Y Li et al. World J Gastroenterol. 2001 Oct.

Abstract

Aim: To establish clone cells with different metastatic potential for the study of metastasis-related mechanisms.

Methods: Cloning procedure was performed on parental hepatocellular carcinoma (HCC) cell line MHCC97, and biological characteristics of the target clones selected by in vivo screening were studied.

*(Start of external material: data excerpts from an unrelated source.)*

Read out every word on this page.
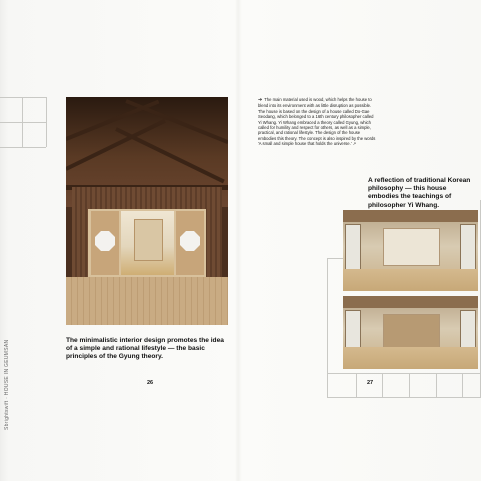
Sbrightswift · HOUSE IN GEUMSAN
➔ The main material used is wood, which helps the house to blend into its environment with as little disruption as possible. The house is based on the design of a house called Do-Gae Seodang, which belonged to a 16th century philosopher called Yi Whang. Yi Whang embraced a theory called Gyung, which called for humility and respect for others, as well as a simple, practical, and rational lifestyle. The design of the house embodies this theory. The concept is also inspired by the words 'A small and simple house that holds the universe.' ↗
A reflection of traditional Korean philosophy — this house embodies the teachings of philosopher Yi Whang.
The minimalistic interior design promotes the idea of a simple and rational lifestyle — the basic principles of the Gyung theory.
26	27
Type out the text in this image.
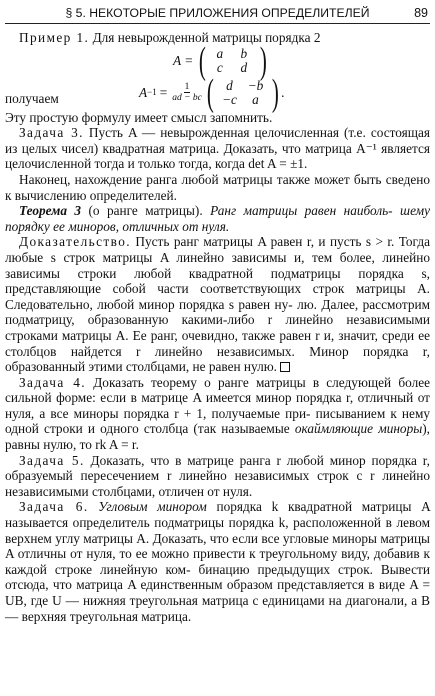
§ 5. НЕКОТОРЫЕ ПРИЛОЖЕНИЯ ОПРЕДЕЛИТЕЛЕЙ	89

Пример 1. Для невырожденной матрицы порядка 2

A = ( a	b
c	d )
получаем	$A -1 = \frac{1}{ad - bc}$ ( d	−b
−c	a ) .

Эту простую формулу имеет смысл запомнить.

Задача 3. Пусть A — невырожденная целочисленная (т.е. состоящая из целых чисел) квадратная матрица. Доказать, что матрица A⁻¹ является целочисленной тогда и только тогда, когда det A = ±1.

Наконец, нахождение ранга любой матрицы также может быть сведено к вычислению определителей.

Теорема 3 (о ранге матрицы). Ранг матрицы равен наиболь- шему порядку ее миноров, отличных от нуля.

Доказательство. Пусть ранг матрицы A равен r, и пусть s > r. Тогда любые s строк матрицы A линейно зависимы и, тем более, линейно зависимы строки любой квадратной подматрицы порядка s, представляющие собой части соответствующих строк матрицы A. Следовательно, любой минор порядка s равен ну- лю. Далее, рассмотрим подматрицу, образованную какими-либо r линейно независимыми строками матрицы A. Ее ранг, очевидно, также равен r и, значит, среди ее столбцов найдется r линейно независимых. Минор порядка r, образованный этими столбцами, не равен нулю.

Задача 4. Доказать теорему о ранге матрицы в следующей более сильной форме: если в матрице A имеется минор порядка r, отличный от нуля, а все миноры порядка r + 1, получаемые при- писыванием к нему одной строки и одного столбца (так называемые окаймляющие миноры), равны нулю, то rk A = r.

Задача 5. Доказать, что в матрице ранга r любой минор порядка r, образуемый пересечением r линейно независимых строк с r линейно независимыми столбцами, отличен от нуля.

Задача 6. Угловым минором порядка k квадратной матрицы A называется определитель подматрицы порядка k, расположенной в левом верхнем углу матрицы A. Доказать, что если все угловые миноры матрицы A отличны от нуля, то ее можно привести к треугольному виду, добавив к каждой строке линейную ком- бинацию предыдущих строк. Вывести отсюда, что матрица A единственным образом представляется в виде A = UB, где U — нижняя треугольная матрица с единицами на диагонали, а B — верхняя треугольная матрица.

Results: Two clones with high (MHCC97-H) and low (MHCC97-L) metastatic potential were isolated from the parent cell line. Compared with MHCC97-L, MHCC97-H had smaller cell size (average cell diameter 43 microm vs 50 microm) and faster in vitro and in vivo growth rate (tumor cell doubling time was 34.2h vs 60.0h). The main ranges of chromosomes were 55-58 in MHCC97-H and 57-62 in MHCC97-L. Boyden chamber in vitro invasion assay demonstrated that the number of penetrating cells through the artificial basement membrane was (37.5 +/- 11.0) cells/field for MHCC97-H vs (17.7 +/- 6.3)/field for MHCC97-L. The proportions of cells in G0-G1 phase, S phase, and G2-M phase for MHCC97-H/MHCC97-L were 0.56/0.65, 0.28/0.25 and 0.16/0.10, respectively, as measured by flow cytometry. The serum AFP levels in nude mice 5wk after orthotopic implantation of tumor tissue were (246 +/- 66) microg.L(-1) for MHCC97-H and (91 +/- 66) microg.L(-1) for MHCC97-L. The pulmonary metastatic rate was 100% (10/10) vs 40% (4/10).

Conclusion: Two clones of the same genetic background but with different biological behaviors were established, which could be valuable models for investigation on HCC metastasis.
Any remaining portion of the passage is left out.